1.21 Data Record

The data record must follow all other records in the system file. Every system file must have a data record that specifies data for at least one case. The format of the data record varies depending on the value of compression in the file header record:

0: no compression

Data is arranged as a series of 8-byte elements. Each element corresponds to the variable declared in the respective variable record (see Variable Record). Numeric values are given in flt64 format; string values are literal characters string, padded on the right when necessary to fill out 8-byte units.

1: bytecode compression

The first 8 bytes of the data record is divided into a series of 1-byte command codes. These codes have meanings as described below:

0

Ignored. If the program writing the system file accumulates compressed data in blocks of fixed length, 0 bytes can be used to pad out extra bytes remaining at the end of a fixed-size block.

1 through 251

A number with value code - bias, where code is the value of the compression code and bias is the variable bias from the file header. For example, code 105 with bias 100.0 (the normal value) indicates a numeric variable of value 5.

A code of 0 (after subtracting the bias) in a string field encodes null bytes. This is unusual, since a string field normally encodes text data, but it exists in real system files.

252

End of file. This code may or may not appear at the end of the data stream. PSPP always outputs this code but its use is not required.

253

A numeric or string value that is not compressible. The value is stored in the 8 bytes following the current block of command bytes. If this value appears twice in a block of command bytes, then it indicates the second group of 8 bytes following the command bytes, and so on.

254

An 8-byte string value that is all spaces.

255

The system-missing value.

The end of the 8-byte group of bytecodes is followed by any 8-byte blocks of non-compressible values indicated by code 253. After that follows another 8-byte group of bytecodes, then those bytecodes’ non-compressible values. The pattern repeats to the end of the file or a code with value 252.

2: ZLIB compression

The data record consists of the following, in order:

  • ZLIB data header, 24 bytes long.
  • One or more variable-length blocks of ZLIB compressed data.
  • ZLIB data trailer, with a 24-byte fixed header plus an additional 24 bytes for each preceding ZLIB compressed data block.

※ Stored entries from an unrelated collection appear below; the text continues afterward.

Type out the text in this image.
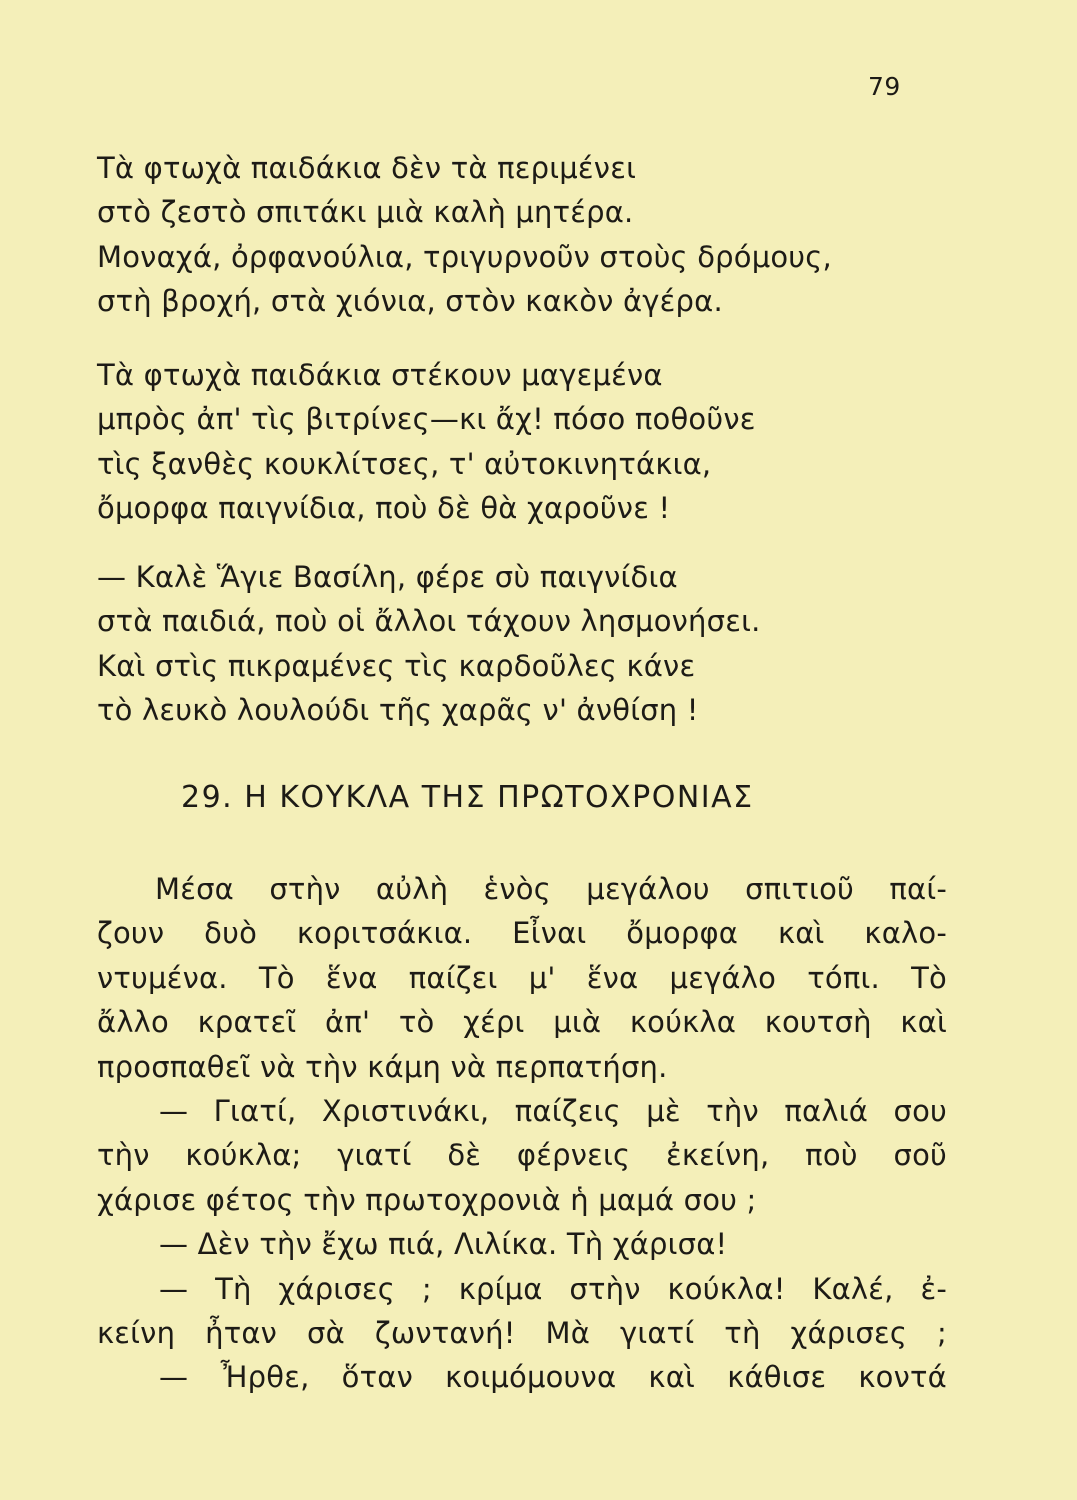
79
Τὰ φτωχὰ παιδάκια δὲν τὰ περιμένει
στὸ ζεστὸ σπιτάκι μιὰ καλὴ μητέρα.
Μοναχά, ὀρφανούλια, τριγυρνοῦν στοὺς δρόμους,
στὴ βροχή, στὰ χιόνια, στὸν κακὸν ἀγέρα.
Τὰ φτωχὰ παιδάκια στέκουν μαγεμένα
μπρὸς ἀπ' τὶς βιτρίνες—κι ἄχ! πόσο ποθοῦνε
τὶς ξανθὲς κουκλίτσες, τ' αὐτοκινητάκια,
ὄμορφα παιγνίδια, ποὺ δὲ θὰ χαροῦνε !
— Καλὲ Ἅγιε Βασίλη, φέρε σὺ παιγνίδια
στὰ παιδιά, ποὺ οἱ ἄλλοι τάχουν λησμονήσει.
Καὶ στὶς πικραμένες τὶς καρδοῦλες κάνε
τὸ λευκὸ λουλούδι τῆς χαρᾶς ν' ἀνθίση !
29. Η ΚΟΥΚΛΑ ΤΗΣ ΠΡΩΤΟΧΡΟΝΙΑΣ
Μέσα στὴν αὐλὴ ἑνὸς μεγάλου σπιτιοῦ παί-
ζουν δυὸ κοριτσάκια. Εἶναι ὄμορφα καὶ καλο-
ντυμένα. Τὸ ἕνα παίζει μ' ἕνα μεγάλο τόπι. Τὸ
ἄλλο κρατεῖ ἀπ' τὸ χέρι μιὰ κούκλα κουτσὴ καὶ
προσπαθεῖ νὰ τὴν κάμη νὰ περπατήση.
— Γιατί, Χριστινάκι, παίζεις μὲ τὴν παλιά σου
τὴν κούκλα; γιατί δὲ φέρνεις ἐκείνη, ποὺ σοῦ
χάρισε φέτος τὴν πρωτοχρονιὰ ἡ μαμά σου ;
— Δὲν τὴν ἔχω πιά, Λιλίκα. Τὴ χάρισα!
— Τὴ χάρισες ; κρίμα στὴν κούκλα! Καλέ, ἐ-
κείνη ἦταν σὰ ζωντανή! Μὰ γιατί τὴ χάρισες ;
— Ἦρθε, ὅταν κοιμόμουνα καὶ κάθισε κοντά
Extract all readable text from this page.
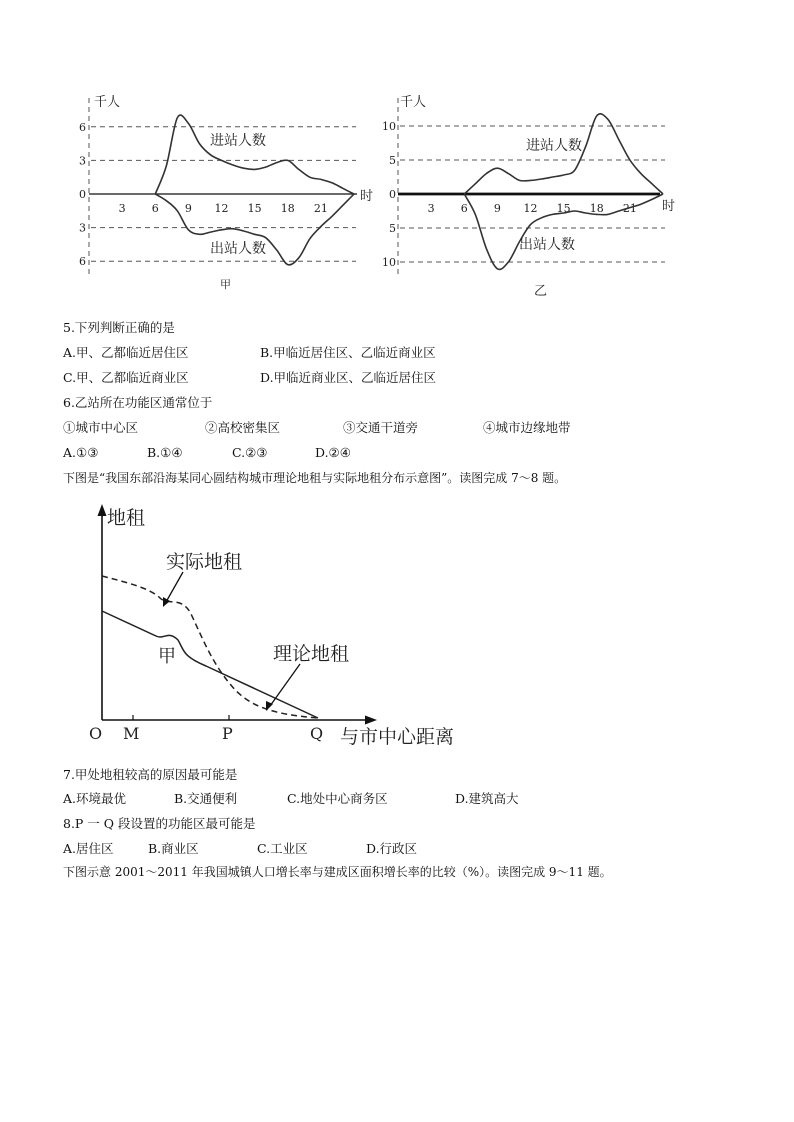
0
3
6
3
6
3 6 9 12 15 18 21
千人
时
进站人数
出站人数
甲
0
5
10
5
10
3 6 9 12 15 18 21
千人
时
进站人数
出站人数
乙
5.下列判断正确的是
A.甲、乙都临近居住区	B.甲临近居住区、乙临近商业区
C.甲、乙都临近商业区	D.甲临近商业区、乙临近居住区
6.乙站所在功能区通常位于
①城市中心区	②高校密集区	③交通干道旁	④城市边缘地带
A.①③	B.①④	C.②③	D.②④
下图是“我国东部沿海某同心圆结构城市理论地租与实际地租分布示意图”。读图完成 7～8 题。
地租
与市中心距离
实际地租
理论地租
甲
O M	P	Q
7.甲处地租较高的原因最可能是
A.环境最优	B.交通便利	C.地处中心商务区	D.建筑高大
8.P 一 Q 段设置的功能区最可能是
A.居住区	B.商业区	C.工业区	D.行政区
下图示意 2001～2011 年我国城镇人口增长率与建成区面积增长率的比较（%）。读图完成 9～11 题。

The ZLIB data header has the following format:

int64               zheader_ofs;
int64               ztrailer_ofs;
int64               ztrailer_len;
int64 zheader_ofs;

The offset, in bytes, of the beginning of this structure within the system file.

int64 ztrailer_ofs;

The offset, in bytes, of the first byte of the ZLIB data trailer.

int64 ztrailer_len;

The number of bytes in the ZLIB data trailer. This and the previous field sum to the size of the system file in bytes.

The data header is followed by (ztrailer_len - 24) / 24 ZLIB compressed data blocks. Each ZLIB compressed data block begins with a ZLIB header as specified in RFC 1950, e.g. hex bytes 78 01 (the only header yet observed in practice). Each block decompresses to a fixed number of bytes (in practice only 0x3ff000-byte blocks have been observed), except that the last block of data may be shorter. The last ZLIB compressed data block gends just before offset ztrailer_ofs.

The result of ZLIB decompression is bytecode compressed data as described above for compression format 1.

The ZLIB data trailer begins with the following 24-byte fixed header:

int64               bias;
int64               zero;
int32               block_size;
int32               n_blocks;
int64 int_bias;

The compression bias as a negative integer, e.g. if bias in the file header record is 100.0, then int_bias is −100 (this is the only value yet observed in practice).

int64 zero;

Always observed to be zero.

int32 block_size;

The number of bytes in each ZLIB compressed data block, except possibly the last, following decompression. Only 0x3ff000 has been observed so far.

int32 n_blocks;

The number of ZLIB compressed data blocks, always exactly (ztrailer_len - 24) / 24.

The fixed header is followed by n_blocks 24-byte ZLIB data block descriptors, each of which describes the compressed data block corresponding to its offset. Each block descriptor has the following format:

int64               uncompressed_ofs;
int64               compressed_ofs;
int32               uncompressed_size;
int32               compressed_size;
int64 uncompressed_ofs;

The offset, in bytes, that this block of data would have in a similar system file that uses compression format 1. This is zheader_ofs in the first block descriptor, and in each succeeding block descriptor it is the sum of the previous desciptor’s uncompressed_ofs and uncompressed_size.

int64 compressed_ofs;

The offset, in bytes, of the actual beginning of this compressed data block. This is zheader_ofs + 24 in the first block descriptor, and in each succeeding block descriptor it is the sum of the previous descriptor’s compressed_ofs and compressed_size. The final block descriptor’s compressed_ofs and compressed_size sum to ztrailer_ofs.

int32 uncompressed_size;

The number of bytes in this data block, after decompression. This is block_size in every data block except the last, which may be smaller.

int32 compressed_size;

The number of bytes in this data block, as stored compressed in this system file.